# INCI...Olea Europaea (Olive) Oil OR Sodium Olivate?



## Sativa Skin Care (Oct 22, 2010)

When listing my ingredients I noticed that INCI has different names for oils than they do oil soap...but not for all oils. Which one do I list? Thanks so much!

For example:

Safflower Oil = Carthamus Tinctorius (Safflower) Seed Oil 

Olive Oil = Olea Europaea (Olive) Oil
Olive Oil Soap = Sodium Olivate 

Palm Oil  = Hydrogenated Palm Oil
Palm Oil Soap = Sodium Palmate


----------



## VelvetDragon (Oct 22, 2010)

I believe the second listing, for such-and-such soap, is the name for what happens when that oil reacts with lye.

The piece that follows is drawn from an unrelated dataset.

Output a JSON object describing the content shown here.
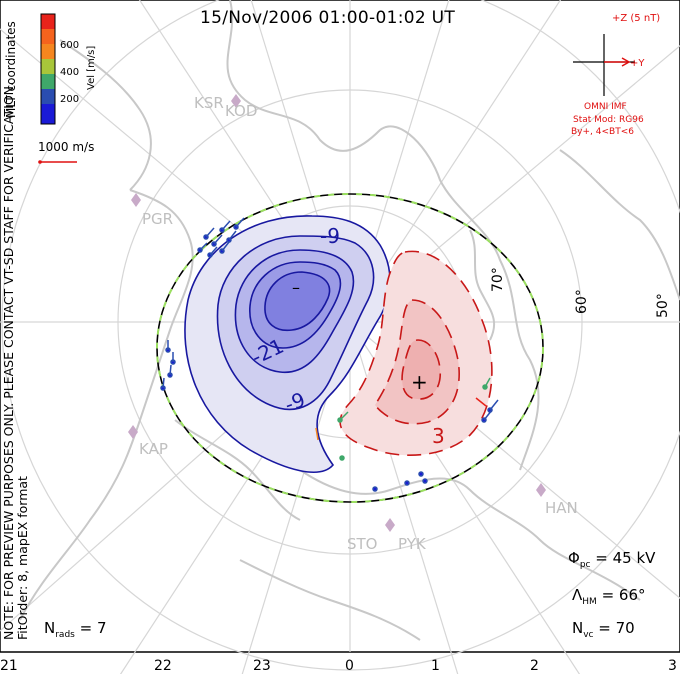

Theoretically, after the chemical reactions, neither lye nor the oil are present in the soap, anymore, but instead have combined into the soap with a byproduct of glycerin.

Are you listing ingredients for soap or a cosmetic?


----------



## carebear (Oct 22, 2010)

you list the actual things going into your formula.  if you use a soap base you use the ingredient list provided by the manufacturer.  

the  -ate words mean the oil has been saponified, by the way.



			
				VelvetDragon said:
			
		

> neither lye nor the oil are present in the soap, anymore


wrong, at least for hand crafted soap.  the lye is consumed but there IS residual oil (aka superfat, or the result of the lye discount)


----------



## Sativa Skin Care (Oct 23, 2010)

Thank you both for the input!
I knew that one was saponified and the other wasn't but couldn't decide which made most sense to list, so thank you for that!

I take it if the manufacturer list said "Saponified oils of: xxxxx" then I would use the other INCI name?

Thanks for helping me understand this better, I appreciate it!


----------